Son vivir en la calle. A lo ancho y alto del pueblo, sin horas. El tiempo era lo de menos. Sentirte entre una gran familia porque, al final, todo el pueblo te sacaba “por la pinta”. Allí todo era sano. ¡Hasta el agua del pilón!.
Mis pueblos destaparon mi lado más salvaje. Beber a morro. O del botijo. Trepar a lo alto de la higuera. Salir a la calle en zapatillas. O, mejor aún, descalza. La sandía…a bocaos. La grasa y los pinchazos de la bici. Vivir ese amor de verano que durante meses venías soñando, al más puro estilo de las radionovelas. Bañarme sin hacer la digestión. Perderme por los callejones o subir al cerro del Sagrado Corazón sin avisar. Con colleja a la vuelta, claro. Escapar a la playa de Las Mulas y comer palmito salvaje por el camino. Éramos pequeños peligros públicos en plena libertad.

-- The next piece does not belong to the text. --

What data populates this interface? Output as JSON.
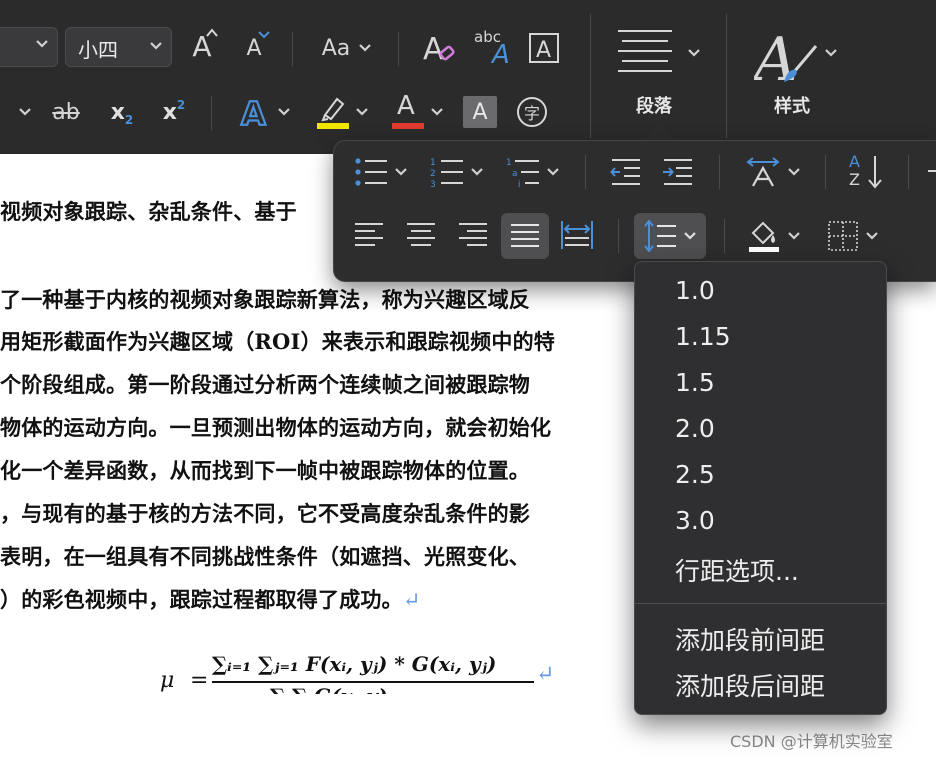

Son todas esas cosas que hay que vivir al menos una vez y que ya nunca olvidarás por muchos años que pasen. No había nada tan interesante como aquello que se podía hacer en el pueblo.
Volver al pueblo es tocar el cielo. Ralentizar el tiempo y recuperar la memoria. Nunca dejas de aprender. Siempre hay algún motivo para regresar.
Pueblo. Sinónimo de libertad. De inocencia. Olores. Sabores. Nostalgia. Refugio. Orígenes.
¿Lo peor de mis veranos de pueblo? Que se acababan. Con la única ilusión de que quedaban 365 días para repetir la aventura: celebrar la vida y compartirla.
Coco
Fuente de la fotografía: Cristina García Rodero (1978)
Comparto contigo todas esas sensaciones. Tener un pueblo en la vida marca mucho el carácter. Te hace ser amante de las pequeñas cosas y no olvidar nunca tu infancia. Qué te voy a decir yo si me casé con exprimo del pueblo… Me ha encantado leer este post. Besos
Sara
Y si te das cuenta, todos los que tenemos un pueblo tenemos grabados grandes recuerdos.
Bssss.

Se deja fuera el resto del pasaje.